More froth may still need to come out of the crypto markets this year
Bitcoin marches on but patience is required in 2022
I know I sound like a broken record player on bitcoin sometimes because everything is a potential bitcoin catalyst to me. But that is just the reality of the world that we live in. The monetary system is archaic, it is decaying in front of our eyes and bitcoin is a potential solution so use-cases for bitcoin are everywhere! Who would have thought that a war between Russia and Ukraine could be such an important use-case for bitcoin.
I have steered away from economic, political or humanitarian comments re Ukraine so let me just clarify quickly: war is tragic, devastating and my heart goes out to all of those in Ukraine and Russia that are effected by this unnecessary conflict.
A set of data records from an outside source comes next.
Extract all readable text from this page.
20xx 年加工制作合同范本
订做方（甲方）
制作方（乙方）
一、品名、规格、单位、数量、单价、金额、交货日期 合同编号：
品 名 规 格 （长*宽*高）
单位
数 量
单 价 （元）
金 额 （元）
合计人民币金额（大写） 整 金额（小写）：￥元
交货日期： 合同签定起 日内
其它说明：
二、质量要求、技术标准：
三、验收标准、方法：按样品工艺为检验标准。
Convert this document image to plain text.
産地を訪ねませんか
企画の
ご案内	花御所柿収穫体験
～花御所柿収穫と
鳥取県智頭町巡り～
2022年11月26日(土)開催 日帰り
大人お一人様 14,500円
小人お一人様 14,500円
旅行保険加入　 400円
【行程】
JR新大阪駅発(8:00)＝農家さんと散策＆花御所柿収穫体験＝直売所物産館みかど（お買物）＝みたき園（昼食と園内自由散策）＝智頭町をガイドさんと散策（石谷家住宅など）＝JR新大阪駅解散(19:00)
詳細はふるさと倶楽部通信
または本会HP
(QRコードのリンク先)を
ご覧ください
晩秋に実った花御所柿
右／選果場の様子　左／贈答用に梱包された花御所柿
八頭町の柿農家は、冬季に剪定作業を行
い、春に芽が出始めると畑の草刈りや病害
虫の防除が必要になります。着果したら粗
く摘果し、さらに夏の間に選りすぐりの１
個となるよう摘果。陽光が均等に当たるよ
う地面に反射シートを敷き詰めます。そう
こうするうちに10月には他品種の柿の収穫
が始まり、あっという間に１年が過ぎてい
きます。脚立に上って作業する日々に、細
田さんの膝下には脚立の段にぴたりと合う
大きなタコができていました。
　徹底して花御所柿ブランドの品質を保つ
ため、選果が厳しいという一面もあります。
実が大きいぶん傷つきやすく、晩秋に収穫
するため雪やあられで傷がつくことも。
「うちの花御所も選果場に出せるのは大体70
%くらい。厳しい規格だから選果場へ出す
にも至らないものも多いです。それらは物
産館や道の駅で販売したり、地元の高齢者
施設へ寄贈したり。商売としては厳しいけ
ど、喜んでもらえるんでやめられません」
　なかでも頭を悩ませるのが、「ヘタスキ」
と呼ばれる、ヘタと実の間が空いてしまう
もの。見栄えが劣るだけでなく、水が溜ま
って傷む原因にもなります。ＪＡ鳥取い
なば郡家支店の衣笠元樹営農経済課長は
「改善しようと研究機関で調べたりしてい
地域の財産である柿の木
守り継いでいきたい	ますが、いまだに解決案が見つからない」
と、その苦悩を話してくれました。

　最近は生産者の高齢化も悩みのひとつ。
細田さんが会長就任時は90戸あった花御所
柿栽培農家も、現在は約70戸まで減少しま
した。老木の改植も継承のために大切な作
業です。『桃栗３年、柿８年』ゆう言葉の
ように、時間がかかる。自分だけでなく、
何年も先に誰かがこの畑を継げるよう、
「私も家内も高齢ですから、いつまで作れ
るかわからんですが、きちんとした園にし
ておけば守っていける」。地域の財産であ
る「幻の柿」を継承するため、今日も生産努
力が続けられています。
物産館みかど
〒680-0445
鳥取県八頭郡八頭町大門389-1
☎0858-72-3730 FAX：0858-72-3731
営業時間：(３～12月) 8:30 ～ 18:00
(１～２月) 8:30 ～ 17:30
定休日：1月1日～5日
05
Whatever your opinion on that matter, Russians and Ukrainian’s need bitcoin more than ever and the evidence for this view is clear in Feb 2022.
Pulling back the lens from Ukraine, macro conditions remain tough so while the short-term outlook for bitcoin is strong, I still think that further headwinds cannot be ruled out this year. We are not seeing broad-based demand in terms of new users and on-chain transactions. Plenty selling pressure could emerge in the high $40Ks. ETH could experience a nice relief rally in response to BTC, but I do not think this is the time for a multi-month high-beta rally yet.
I would get substantially more constructive on BTC if the correlation broke down vs. the S&P500 and or the Fed changed its tune on monetary policy. Both will likely take place this year, but patience is required.
See you in April!
Conclusions
War in Ukraine and sanctions on Russia provide further evidence of bitcoin use-cases.
Global Reserve Currency System undermined by sanctions.
Prepare for a potential PR backlash if Russian oligarchs evaded sanctions through crypto.
Sanctions, commodity price increases and credit market tightening presents liquidity risks and downside price potential but also raises the prospect of further Fed balance sheet expansion in response to potential global recession.
Bitcoin fundamentals are strong, long-term holders firm. Institutional demand confirmed but broad-based demand still weak.
Gold recovers but underperforming BTC. High-beta not favoured.
Cyclical conditions advise patience in 2022.